Al Nasir compte d’ailleurs sur ce déroulement, car il est persuadé que les troupes chrétiennes vont s’épuiser à tenter d’enfoncer ses lignes dont les deux premières (infanterie andalouse puis infanterie almohade) sont de toute manière vouées à être sacrifiées. Dans le même temps, ses archers situés en surplomb de l’ennemi doivent faire pleuvoir la mort pendant que sa cavalerie légère berbère harcèle les flancs adverses ; ses troupes d’élite, notamment la cavalerie lourde andalouse située en troisième position, auront ainsi tout loisir d’écraser les croisés qui auront réussi à parvenir jusqu’à elles. On peut donc supposer que les troupes de pointe du dispositif chrétien ont peu de chance de survivre au choc de la bataille.

La bataille

Bien qu’en infériorité numérique, dans une proportion estimée à un contre deux, l’armée chrétienne compte malgré tout sur le choc d’un assaut frontal et l’attaque de sa cavalerie sur les flancs pour forcer les troupes musulmanes au recul puis à la déroute. La première charge de cavalerie, menée par Don Diego de Haro disperse effectivement la première ligne ennemie et, bientôt rejointe par les ordres militaires de Calatrava, du Temple, de l’Hospital ainsi que par les milices communales, tente d’atteindre le cœur du dispositif adverse. Mais l’infanterie almohade, en rangs compacts, tient bon et le harcèlement constant des archers et des cavaliers berbères sur leur flanc force les troupes chrétiennes à reculer progressivement.

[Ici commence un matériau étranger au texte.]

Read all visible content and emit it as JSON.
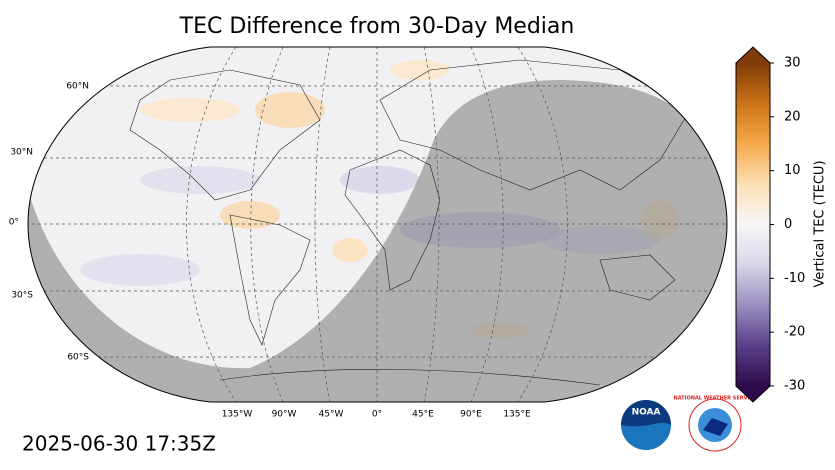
{
  "title": "TEC Difference from 30-Day Median",
  "latitude_labels": [
    "60°N",
    "30°N",
    "0°",
    "30°S",
    "60°S"
  ],
  "longitude_labels": [
    "135°W",
    "90°W",
    "45°W",
    "0°",
    "45°E",
    "90°E",
    "135°E"
  ],
  "timestamp": "2025-06-30 17:35Z",
  "colorbar": {
    "label": "Vertical TEC (TECU)",
    "lim": [
      -30,
      30
    ],
    "ticks": [
      30,
      20,
      10,
      0,
      -10,
      -20,
      -30
    ],
    "colors": [
      "#2d0b4a",
      "#5a3f8a",
      "#9a8fbf",
      "#d8d6e8",
      "#f7f7f7",
      "#fde0b5",
      "#f5a94a",
      "#cc7317",
      "#7f3b08"
    ]
  },
  "logos": {
    "noaa": "NOAA",
    "nws": "NATIONAL WEATHER SERVICE"
  }
}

Si Lopez de Haro a pu survivre à la bataille, c’est parce qu’il faut compter sur la haute valeur combative de ce chevalier et de ses troupes, dont la ténacité donna le temps au souverain castillan Alphonse VIII de décider l’ultime assaut de sa réserve de cavalerie pour inverser l’issue défavorable qui menaçait d’emporter le camp chrétien. Cette charge n’est pas décisive à elle seule mais incite les souverains aragonais (Pierre II) et navarrais (Sanche VII) à lancer eux aussi une charge similaire respectivement sur les flancs gauche et droit du corps de bataille musulman. Face à eux, la cavalerie légère musulmane lâche enfin pied, emportant bientôt dans sa fuite toutes les troupes du calife menacées à leur tour d’encerclement. Seule la garde du calife se fait massacrer sur place, pour laisser le temps à Al Nasir de s’enfuir vers Séville. Les chrétiens ne laissent aucune chance aux musulmans de reprendre la main et engagent une poursuite sans pitié des fuyards à l’issue de laquelle ils peuvent enfin savourer leur victoire.

Ce qu’il faut retenir

Plusieurs leçons peuvent être tirées de cet épisode majeur de la Reconquista :

  • C’est d’abord le courage de la chevalerie chrétienne, héritière du royaume wisigoth ou franque, qui, malgré son infériorité numérique et sur un terrain choisi par leur adversaire, se rue à l’assaut des rangs musulmans, confiants dans leur probable victoire. Cette stratégie du choc appartient à une certaine conception européenne de la guerre où l’on cherche à emporter la décision finale au moyen d’une action décisive.
  • Ensuite, Las Navas de Tolosa est un symbole de ce que peuvent accomplir les Européens lorsqu’ils sont unis. Cette union repose sur le caractère fédérateur de l’appel à la guerre sainte et de l’œuvre réconciliatrice de l’archevêque de Tolède qui rassemble les souverains des principautés ibériques
  • Enfin, Las Navas de Tolosa illustre « l’Inattendu » en histoire. Si la décision des croisés de risquer le tout pour le tout apparaît parfaitement déraisonnable d’un strict point de vue rationnel, elle a créé la surprise qui a sans doute pris les musulmans suffisamment au dépourvu pour leur faire perdre confiance dans leurs chances de victoire et provoquer chez eux un mouvement de panique irrépressible.

Nicolas L. — Promotion Marc Aurèle

Illustration : La batalla de las Navas de Tolosa, huile sur toile de Francisco de Paula Van Halen, 1864. Coll. Musée du Prado. Domaine public.